I should also mention that the only thing I can think that I had changed prior to the certificate not being renewed was in my .htaccess file where I was trying to make the site always redirect to WWW.:
I had uncommented these, however I commented them out again and restarted apache before I manually tried to renew the certificate to see if that would work, which it didn’t.
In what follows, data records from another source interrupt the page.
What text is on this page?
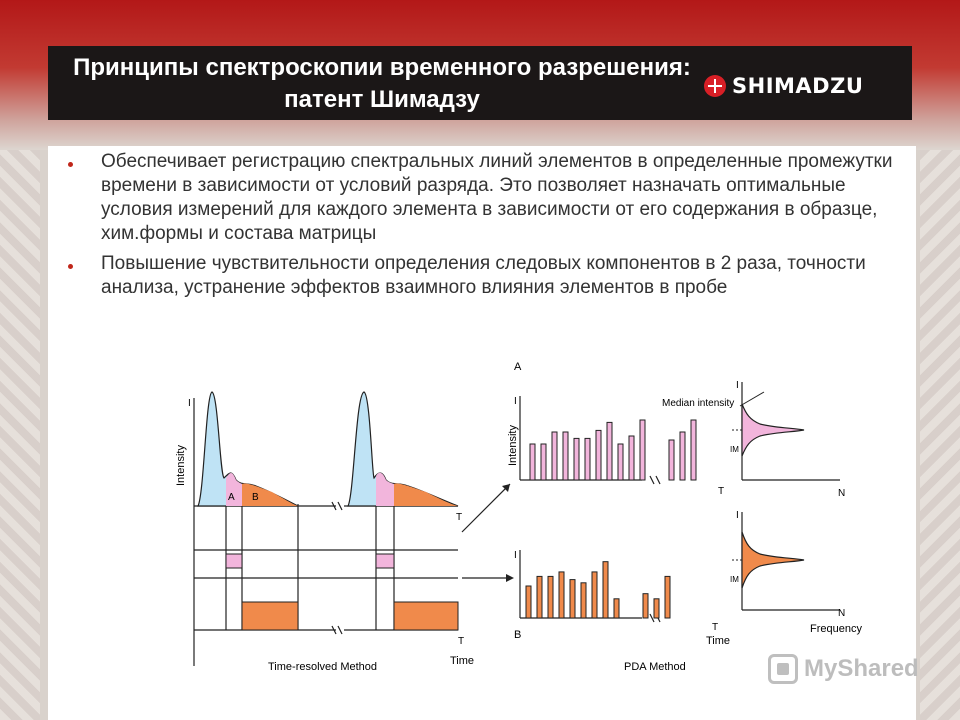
Принципы спектроскопии временного разрешения: патент Шимадзу	SHIMADZU
Обеспечивает регистрацию спектральных линий элементов в определенные промежутки времени в зависимости от условий разряда. Это позволяет назначать оптимальные условия измерений для каждого элемента в зависимости от его содержания в образце, хим.формы и состава матрицы
Повышение чувствительности определения следовых компонентов в 2 раза, точности анализа, устранение эффектов взаимного влияния элементов в пробе
Intensity
I
A B
T
T
Time
Time-resolved Method
A
B
I
I
Intensity
T
T
Time
PDA Method
Median intensity
I
I
IM
IM
N
N
Frequency
MyShared
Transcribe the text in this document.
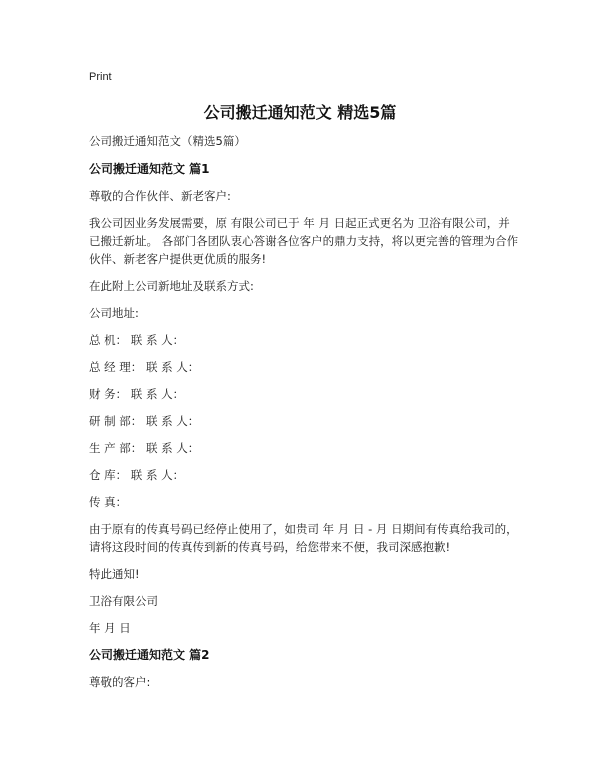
Print
公司搬迁通知范文 精选5篇

公司搬迁通知范文（精选5篇）

公司搬迁通知范文 篇1

尊敬的合作伙伴、新老客户:

我公司因业务发展需要，原 有限公司已于 年 月 日起正式更名为 卫浴有限公司，并已搬迁新址。 各部门各团队衷心答谢各位客户的鼎力支持，将以更完善的管理为合作伙伴、新老客户提供更优质的服务!

在此附上公司新地址及联系方式:

公司地址:

总 机： 联 系 人：

总 经 理： 联 系 人：

财 务： 联 系 人：

研 制 部： 联 系 人：

生 产 部： 联 系 人：

仓 库： 联 系 人：

传 真：

由于原有的传真号码已经停止使用了，如贵司 年 月 日 - 月 日期间有传真给我司的，请将这段时间的传真传到新的传真号码，给您带来不便，我司深感抱歉!

特此通知!

卫浴有限公司

年 月 日

公司搬迁通知范文 篇2

尊敬的客户:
# To redirect all users to access the site WITH the 'www.' prefix,
# (http://example.com/... will be redirected to http://www.example.com/...)
# uncomment the following:
# RewriteCond %{HTTP_HOST} .
# RewriteCond %{HTTP_HOST} !^www\. [NC]
# RewriteRule ^ http%{ENV:protossl}://www.%{HTTP_HOST}%{REQUEST_URI} [L,R=301]
<VirtualHost _default_:80>
DocumentRoot "/opt/bitnami/apache2/htdocs"
ServerName buttercupstraining.co.uk
Redirect permanent / https://buttercupstraining.co.uk/
location /.well-known/acme-challenge {
allow all;
root /opt/bitnami/apache2/htdocs/.well-known/acme-challenge
}
<Directory "/opt/bitnami/apache2/htdocs">
Options FollowSymLinks MultiViews
AddLanguage en en
LanguagePriority en
ForceLanguagePriority Prefer Fallback
AllowOverride All
<IfVersion < 2.3 >
Order allow,deny
Allow from all
</IfVersion>
<IfVersion >= 2.3 >
Require all granted
</IfVersion>
</Directory>
# Error Documents
ErrorDocument 503 /503.html
# Bitnami applications installed with a prefix URL (default)
Include "/opt/bitnami/apache2/conf/bitnami/bitnami-apps-prefix.conf"
</VirtualHost>
I then created an ‘acme-challenge’ directory and added a test text file, but get a 403 forbiddon error. When restarted apache this error message displayed:
AH00526: Syntax error on line 12 of /opt/bitnami/apache2/conf/bitnami/bitnami.conf:
Invalid command 'location', perhaps misspelled or defined by a module not included in the server configuration
apache config test fails, aborting
Looks like Apache should be able to read files from this directory without any issues. So the restriction must come from some configuration file. Iʼm out of ideas for now…
@rg305 see my earlier post, nginx syntax/directives wonʼt work in Apache conf files.
You seem to be using Drupal 7.54… are you aware that Drupal 7.55 was released last week, including a fix to make the supplied default .htaccess compatible with the HTTP-01 challenge?